In other developments yesterday:

  • Honolulu police spokesman Capt. Frank Fujii said vehicular homicide investigators have determined that both speed and alcohol were factors in the accident. No mention of alcohol was made in the initial police report about the fatal crash.

    The car's driver has not been arrested. An investigation continues.

  • The city medical examiner determined that Leslie Kim died of "craniocerebral injuries due to a motor vehicle collision." While not identifying her by name, the medical examiner's office said the cause of death for the 18-year-old woman was "multiple internal injuries due to a motor vehicle collision." Friends have identified her as Tanya House.

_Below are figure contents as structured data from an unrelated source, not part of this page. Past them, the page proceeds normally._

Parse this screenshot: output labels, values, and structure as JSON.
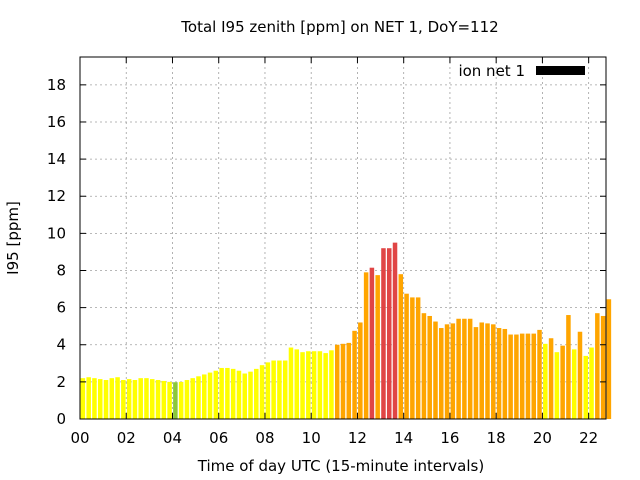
{
  "chart_data": {
    "type": "bar",
    "title": "Total I95 zenith [ppm] on NET 1, DoY=112",
    "xlabel": "Time of day UTC (15-minute intervals)",
    "ylabel": "I95 [ppm]",
    "xlim": [
      0,
      22.75
    ],
    "ylim": [
      0,
      19.5
    ],
    "x_ticks": [
      "00",
      "02",
      "04",
      "06",
      "08",
      "10",
      "12",
      "14",
      "16",
      "18",
      "20",
      "22"
    ],
    "y_ticks": [
      "0",
      "2",
      "4",
      "6",
      "8",
      "10",
      "12",
      "14",
      "16",
      "18"
    ],
    "grid": true,
    "legend": {
      "label": "ion net 1",
      "position": "top-right",
      "swatch_color": "#000000"
    },
    "interval_hours": 0.25,
    "colors": {
      "yellow": "#ffff00",
      "green": "#8bc73a",
      "orange": "#ffa500",
      "red": "#e04545"
    },
    "values": [
      2.2,
      2.25,
      2.2,
      2.15,
      2.1,
      2.2,
      2.25,
      2.1,
      2.15,
      2.1,
      2.2,
      2.2,
      2.15,
      2.1,
      2.05,
      2.0,
      1.98,
      2.0,
      2.1,
      2.2,
      2.3,
      2.4,
      2.5,
      2.6,
      2.75,
      2.75,
      2.7,
      2.6,
      2.45,
      2.55,
      2.7,
      2.9,
      3.05,
      3.15,
      3.15,
      3.15,
      3.85,
      3.75,
      3.6,
      3.65,
      3.65,
      3.65,
      3.55,
      3.7,
      4.0,
      4.05,
      4.1,
      4.75,
      5.2,
      7.9,
      8.15,
      7.75,
      9.2,
      9.2,
      9.5,
      7.8,
      6.75,
      6.55,
      6.55,
      5.7,
      5.55,
      5.25,
      4.9,
      5.1,
      5.15,
      5.4,
      5.4,
      5.4,
      4.95,
      5.2,
      5.15,
      5.1,
      4.9,
      4.85,
      4.55,
      4.55,
      4.6,
      4.6,
      4.6,
      4.8,
      4.05,
      4.35,
      3.6,
      3.95,
      5.6,
      3.75,
      4.7,
      3.4,
      3.85,
      5.7,
      5.55,
      6.45
    ],
    "bar_colors": [
      "yellow",
      "yellow",
      "yellow",
      "yellow",
      "yellow",
      "yellow",
      "yellow",
      "yellow",
      "yellow",
      "yellow",
      "yellow",
      "yellow",
      "yellow",
      "yellow",
      "yellow",
      "yellow",
      "green",
      "yellow",
      "yellow",
      "yellow",
      "yellow",
      "yellow",
      "yellow",
      "yellow",
      "yellow",
      "yellow",
      "yellow",
      "yellow",
      "yellow",
      "yellow",
      "yellow",
      "yellow",
      "yellow",
      "yellow",
      "yellow",
      "yellow",
      "yellow",
      "yellow",
      "yellow",
      "yellow",
      "yellow",
      "yellow",
      "yellow",
      "yellow",
      "orange",
      "orange",
      "orange",
      "orange",
      "orange",
      "orange",
      "red",
      "orange",
      "red",
      "red",
      "red",
      "orange",
      "orange",
      "orange",
      "orange",
      "orange",
      "orange",
      "orange",
      "orange",
      "orange",
      "orange",
      "orange",
      "orange",
      "orange",
      "orange",
      "orange",
      "orange",
      "orange",
      "orange",
      "orange",
      "orange",
      "orange",
      "orange",
      "orange",
      "orange",
      "orange",
      "yellow",
      "orange",
      "yellow",
      "orange",
      "orange",
      "yellow",
      "orange",
      "yellow",
      "yellow",
      "orange",
      "orange",
      "orange"
    ]
  }
}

    In what he called a "surreal" incident, Lester Kim's friend, attorney Derek S. Nakamura, related an eerie event Tuesday night in which he witnessed another car fly off the end of Roosevelt Avenue and land in the same canal.

    Nakamura, who represents the Kim family, said he was investigating the scene at the end of Roosevelt Avenue to determine conditions along the desolate stretch of pavement at night. Suddenly, he said, a dark blue Mazda drove by, traveled past the road's end and went into the canal.

    "It happened at the exact same place, just like the other accident," said Bryan Cheplic, city Emergency Services spokesman. "It was a single vehicle that went into the ditch."

    Cheplic said city paramedics responded to an 8:42 p.m. call. He said a lone male in the car refused to be taken to the hospital, but was treated for minor injuries at the scene.

    "The guy said he was a passenger in the car," said Honolulu fire Capt. Kenison Tejada, who said firefighters also responded to the emergency call. "We searched all the bushes but we couldn't find anyone. The guy didn't say who the driver was."

    Scott Ishikawa, spokesman for the state Department of Transportation, said crews installed concrete barriers at the end of Roosevelt Avenue to keep motorists from using the dirt access road at the end.

    Ishikawa said that someone intentionally tore down a chain link gate that had been locked across the end of the road before the fatal incident. He said some area drivers had used the dirt access road parallel to the canal as a shortcut around Kapolei traffic.

    "But it's a very dangerous short cut," said Ishikawa, who said the barriers would now prevent motorists from turning onto the access road.

    Ishikawa said the posted speed limit for Roosevelt Avenue is 15 mph because Barbers Point Elementary School is about a half-mile away.

    But police say the red Nissan 240SX in which the four teenagers were riding Monday night was traveling at a high rate of speed and went airborne after it reached the end of the road.

    Leslie Kim, who was riding in the right-rear passenger seat, and House, riding in the front passenger seat, were both pronounced dead at the scene.

    Ronald Kim, who was in the left-rear seat, survived the crash with a broken collarbone.

    The driver — identified by friends of the victims as House's boyfriend, Daniel Rebujio — was taken to a hospital in serious condition.

    Police have given the driver's age as 19, although friends have said Rebujio is younger.